If you’re having cookie problems I feel bad for you, son.
I’ve got 99 cookies and my domain’s ain’t one.

This is a slightly more advanced attack that exploits the hard limit that all
web browsers have on the number of cookies that can be set per domain.

Firefox, for example, sets this hard limit to 150 cookies, while Chrome sets it
to 180. The problem is that this limit is not defined per cookie Domain
attribute, but by the actual domain where the cookie was set. A single HTTP
request to any page on the main domain and subdomains will send a maximum
number of cookies, and the rules for which ones are picked are, once again,
undefined.

Chrome for instance doesn’t care about the cookies of the parent domain, the
ones set through HTTP or the ones set as Secure: it’ll send the 180 newest
ones. This makes it trivially easy to “knock out” every single cookie from the
parent domain and replace them with fake cookies, all by running JavaScript on
a subdomain:

for (i = 0; i < 180; i++) {
    document.cookie = "cookie" + i + "=chocolate-chips; Path=/; Domain=.github.com"
}

After setting these 180 cookies in the subdomain, all the cookies from the
parent domain vanish. If now we expire the cookies we just set, also from
JavaScript, the cookie list for both the subdomain and the parent domain
becomes empty:

for (i = 0; i < 180; i++) {
    document.cookie = "cookie" + i + "=chocolate-chips; Path=/; Domain=.github.com; Expires=Thu, 01-Jan-1970 00:00:01 GMT;"
}

/* all cookies are gone now; plant the evil one */
document.cookie = "_session=EVIL_SESSION_TOKEN; Path=/; Domain=.github.com"

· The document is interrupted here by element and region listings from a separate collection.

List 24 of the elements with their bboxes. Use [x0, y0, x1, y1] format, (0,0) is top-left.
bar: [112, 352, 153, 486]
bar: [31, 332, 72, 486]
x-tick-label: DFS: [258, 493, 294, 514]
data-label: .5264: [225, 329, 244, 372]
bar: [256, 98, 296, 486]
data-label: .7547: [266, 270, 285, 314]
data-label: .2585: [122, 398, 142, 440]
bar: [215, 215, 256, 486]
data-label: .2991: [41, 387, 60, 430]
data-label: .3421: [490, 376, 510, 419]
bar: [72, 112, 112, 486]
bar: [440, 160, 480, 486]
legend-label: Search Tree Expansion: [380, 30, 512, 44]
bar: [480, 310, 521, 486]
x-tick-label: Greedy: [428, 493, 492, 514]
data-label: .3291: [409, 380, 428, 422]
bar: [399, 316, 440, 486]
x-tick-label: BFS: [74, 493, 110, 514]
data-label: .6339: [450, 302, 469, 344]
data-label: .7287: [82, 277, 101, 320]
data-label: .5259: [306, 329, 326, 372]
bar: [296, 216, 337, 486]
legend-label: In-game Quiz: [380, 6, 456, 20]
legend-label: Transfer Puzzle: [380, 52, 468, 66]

This allows us to perform a single request with just one _session cookie:
the one we’ve crafted in JavaScript. The original Secure and HttpOnly
_session cookie is now gone, and there is no way to detect in the web server
that the cookie being sent is neither Secure, HttpOnly, nor set in the
parent domain, but fully fabricated.

With only one _session cookie sent to the server, there is no way to know
whether the cookie is being tossed at all. Even if we could detect an invalid
cookie, the same attack can be used to simply annoy users by logging them out
of GitHub.

Conclusion

As we’ve seen, by overflowing the cookie jar in the web browser, we can craft
requests with evil cookies that cannot be blocked server-side. There’s nothing
particularly new here: Both Egor’s original proof of concept and the variations
exposed here have been known for a while.

As it stands right now, hosting custom user content under a subdomain is simply
a security suicide, particularly accentuated by Chrome’s current implementation choices.
While Firefox handles more gracefully the distinction between Parent Domain and Subdomain
cookies (sending them in more consistent ordering, and separating their storage to prevent overflows
from a subdomain), Chrome performs no such distinction and treats session
cookies set through JavaScript the same way as Secure HttpOnly cookies set from the server,
leading to a very enticing playground for tossing attacks.

Regardless, the behavior of cookie transmission through HTTP headers is so ill-defined and
implementation-dependent that it’s just a matter of time until somebody comes
up with yet another way of tossing cookies across domains, independent of the targeted
web browser.

While cookie tossing attacks are not necessarily critical (i.e. it is not possible
to hijack user sessions, or accomplish anything anything besides phishing/annoying the
users), they are worringly straightforward to perform, and can be quite annoying.

We hope that this article will help raise awareness of the issue and the difficulties
to protect against these attacks by means that don’t involve a full domain migration:
a drastic, but ultimately necessary measure.